COUR D’APPEL DE PARIS

Pôle 6 – Chambre 3

ARRET DU 18 JANVIER 2023

(n° , 6 pages)

Numéro d’inscription au répertoire général : N° RG 19/10992 – N° Portalis 35L7-V-B7D-CA4RH

Décision déférée à la Cour : Jugement du 20 Septembre 2019 -Conseil de Prud’hommes – Formation paritaire de PARIS – RG n° 19/00129

APPELANT

Monsieur [Y] [Z]

[Adresse 1]

[Localité 4]

Représenté par Me Johanna BISOR BENICHOU, avocat au barreau de PARIS, toque : A0504

INTIMEE

SAS NEWREST WAGONS-LITS FRANCE

[Adresse 2]

[Localité 3]

Représentée par Me Bruno REGNIER, avocat au barreau de PARIS, toque : L0050

COMPOSITION DE LA COUR :

En application des dispositions des articles 805 et 907 du code de procédure civile, l’affaire a été débattue le 30 Novembre 2022, en audience publique, les avocats ne s’étant pas opposés à la composition non collégiale de la formation, devant Madame Anne MENARD, Présidente, chargée du rapport.

Ce magistrat a rendu compte des plaidoiries dans le délibéré de la Cour, entendu en son rapport, composée de :

Madame Anne MENARD, présidente

Madame Fabienne ROUGE, présidente

Madame Véronique MARMORAT, présidente

Lors des débats : Madame [X] [W], greffière stagiaire en préaffectation sur poste

ARRÊT :

– contradictoire

– mise à disposition de l’arrêt au greffe de la Cour, les parties en ayant été préalablement avisées dans les conditions prévues au deuxième alinéa de l’article 450 du Code de procédure civile,

– signé par Madame Anne MENARD, présidente et par Madame [X] [W], greffière stagiaire en préaffectation sur poste à laquelle la minute de la décision a été remise par le magistrat signataire.

EXPOSE DU LITIGE

Monsieur [Z] a été engagé par la société Cremonini Restauration le 11 septembre 2009, en qualité de commercial de bord.

Son contrat de travail a été transféré à la société Newrest Wagons-lits France qui avait repris le marché.

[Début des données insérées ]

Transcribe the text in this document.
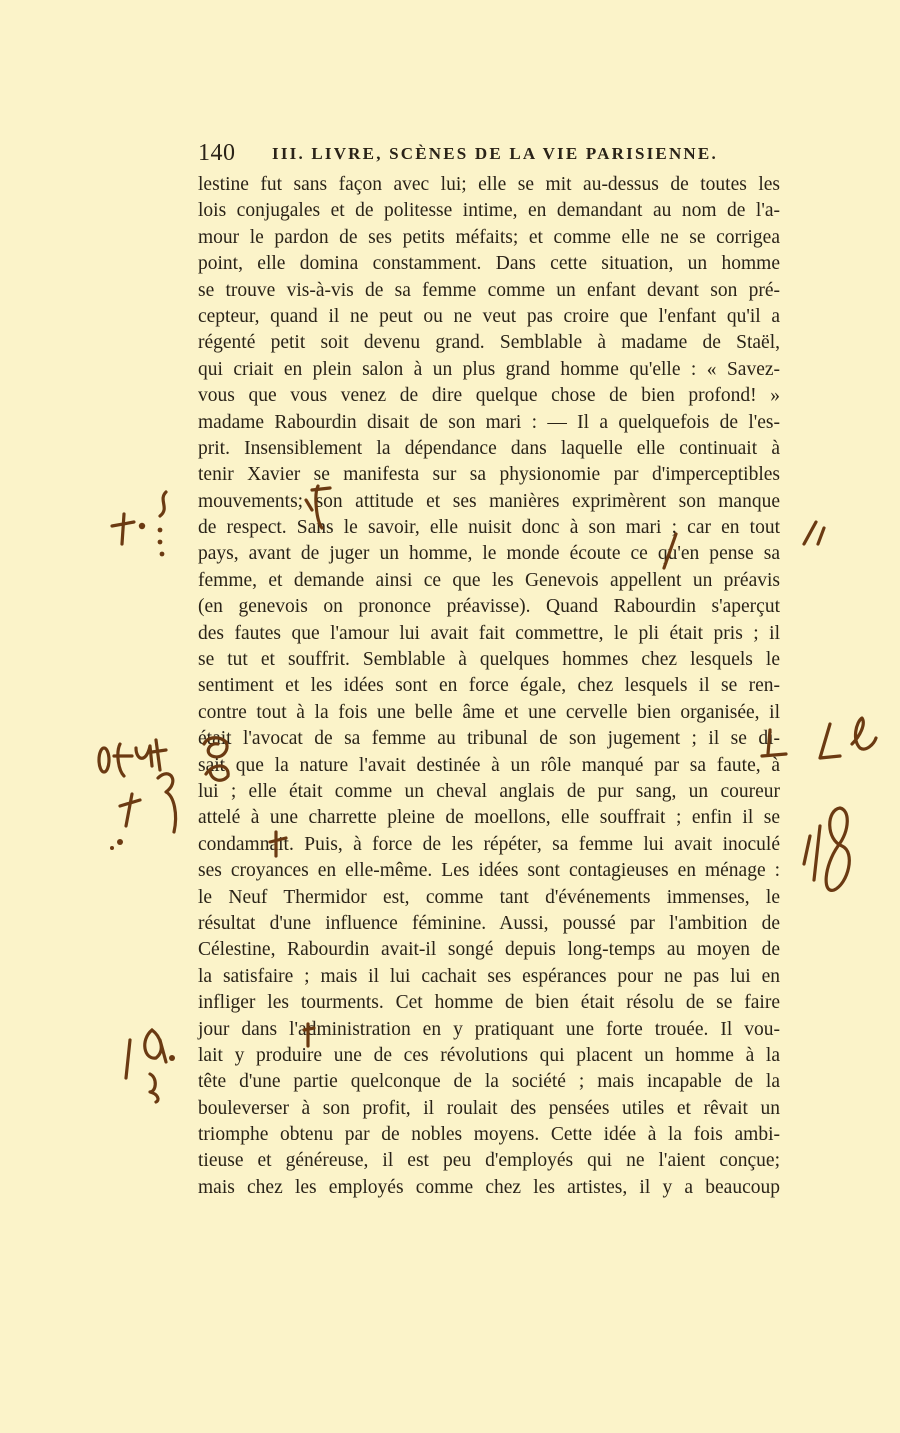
140 III. LIVRE, SCÈNES DE LA VIE PARISIENNE.
lestine fut sans façon avec lui; elle se mit au-dessus de toutes les
lois conjugales et de politesse intime, en demandant au nom de l'a-
mour le pardon de ses petits méfaits; et comme elle ne se corrigea
point, elle domina constamment. Dans cette situation, un homme
se trouve vis-à-vis de sa femme comme un enfant devant son pré-
cepteur, quand il ne peut ou ne veut pas croire que l'enfant qu'il a
régenté petit soit devenu grand. Semblable à madame de Staël,
qui criait en plein salon à un plus grand homme qu'elle : « Savez-
vous que vous venez de dire quelque chose de bien profond! »
madame Rabourdin disait de son mari : — Il a quelquefois de l'es-
prit. Insensiblement la dépendance dans laquelle elle continuait à
tenir Xavier se manifesta sur sa physionomie par d'imperceptibles
mouvements; son attitude et ses manières exprimèrent son manque
de respect. Sans le savoir, elle nuisit donc à son mari ; car en tout
pays, avant de juger un homme, le monde écoute ce qu'en pense sa
femme, et demande ainsi ce que les Genevois appellent un préavis
(en genevois on prononce préavisse). Quand Rabourdin s'aperçut
des fautes que l'amour lui avait fait commettre, le pli était pris ; il
se tut et souffrit. Semblable à quelques hommes chez lesquels le
sentiment et les idées sont en force égale, chez lesquels il se ren-
contre tout à la fois une belle âme et une cervelle bien organisée, il
était l'avocat de sa femme au tribunal de son jugement ; il se di-
sait que la nature l'avait destinée à un rôle manqué par sa faute, à
lui ; elle était comme un cheval anglais de pur sang, un coureur
attelé à une charrette pleine de moellons, elle souffrait ; enfin il se
condamnait. Puis, à force de les répéter, sa femme lui avait inoculé
ses croyances en elle-même. Les idées sont contagieuses en ménage :
le Neuf Thermidor est, comme tant d'événements immenses, le
résultat d'une influence féminine. Aussi, poussé par l'ambition de
Célestine, Rabourdin avait-il songé depuis long-temps au moyen de
la satisfaire ; mais il lui cachait ses espérances pour ne pas lui en
infliger les tourments. Cet homme de bien était résolu de se faire
jour dans l'administration en y pratiquant une forte trouée. Il vou-
lait y produire une de ces révolutions qui placent un homme à la
tête d'une partie quelconque de la société ; mais incapable de la
bouleverser à son profit, il roulait des pensées utiles et rêvait un
triomphe obtenu par de nobles moyens. Cette idée à la fois ambi-
tieuse et généreuse, il est peu d'employés qui ne l'aient conçue;
mais chez les employés comme chez les artistes, il y a beaucoup
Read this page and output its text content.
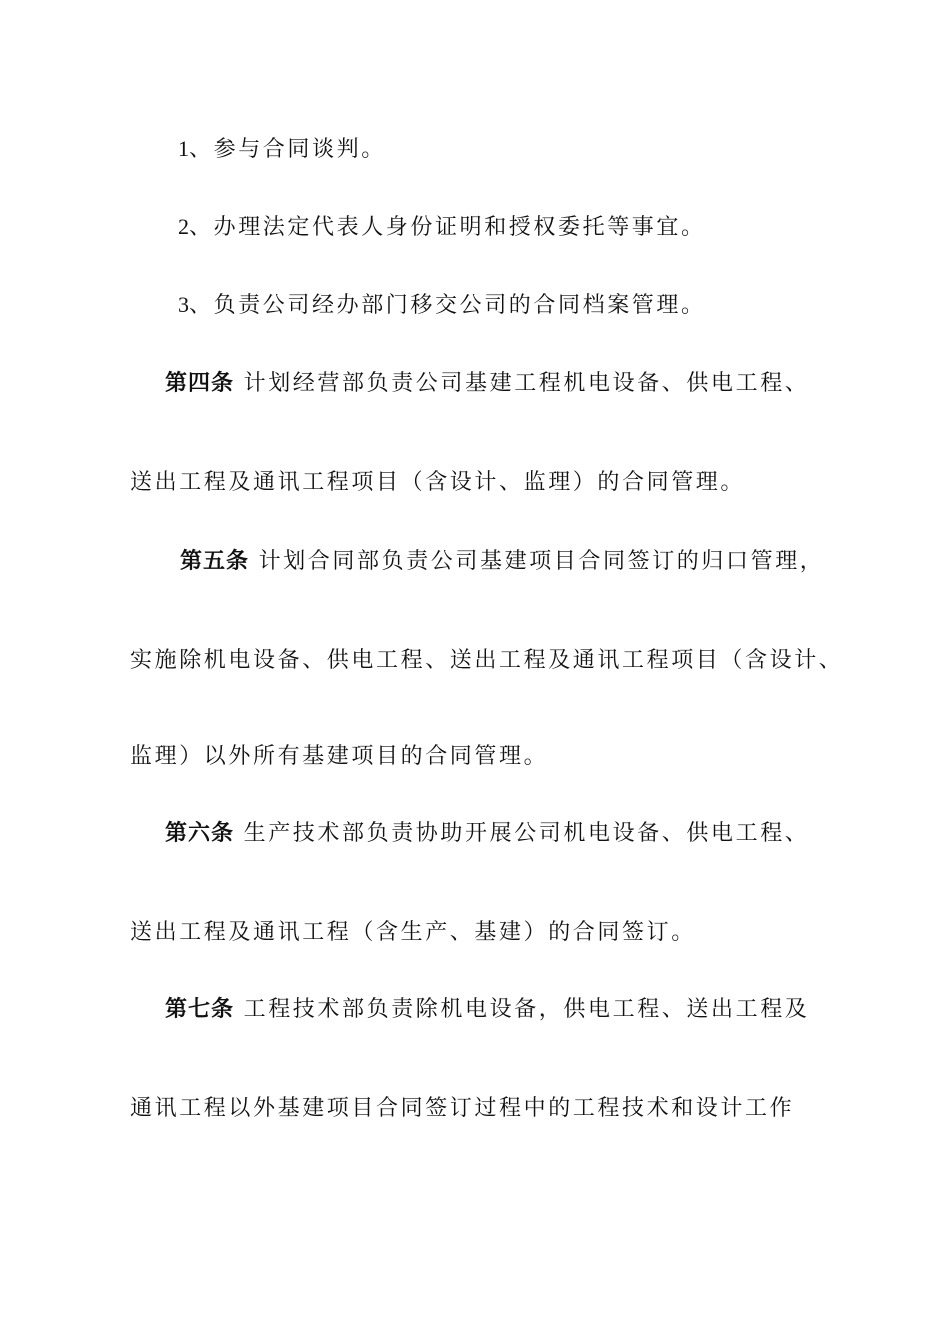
1、参与合同谈判。

2、办理法定代表人身份证明和授权委托等事宜。

3、负责公司经办部门移交公司的合同档案管理。

第四条 计划经营部负责公司基建工程机电设备、供电工程、

送出工程及通讯工程项目（含设计、监理）的合同管理。

第五条 计划合同部负责公司基建项目合同签订的归口管理，

实施除机电设备、供电工程、送出工程及通讯工程项目（含设计、

监理）以外所有基建项目的合同管理。

第六条 生产技术部负责协助开展公司机电设备、供电工程、

送出工程及通讯工程（含生产、基建）的合同签订。

第七条 工程技术部负责除机电设备，供电工程、送出工程及

通讯工程以外基建项目合同签订过程中的工程技术和设计工作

Il a été licencié le 14 décembre 2018 pour faute grave pour différents manquements constatés lors d’un contrôle de route réalisé selon la méthode du ‘client mystère’, ainsi que pour des résultats commerciaux insuffisants.

Monsieur [Z] a saisi le conseil de prud’hommes de Paris le 9 janvier 2019.

Par jugement en date du 20 septembre 2019, le conseil a dit le licenciement de monsieur [Z] sans cause réelle et sérieuse et condamné la société ‘Newrest Wagons-Lits France au paiement des sommes suivantes :

1.112,12 euros au titre du rappel de salaire de la mise à pied

111,21 euros au titre des congés payés afférents

4.170,46 euros au titre de l’indemnité de préavis

417,05 euros au titre des congés payés afférents

4.931,83 euros au titre de l’indemnité de licenciement

1.500 euros sur le fondement des dispositions de l’article 700 du code de procédure civile

Monsieur [Z] a interjeté appel de cette décision le 29 octobre 2019.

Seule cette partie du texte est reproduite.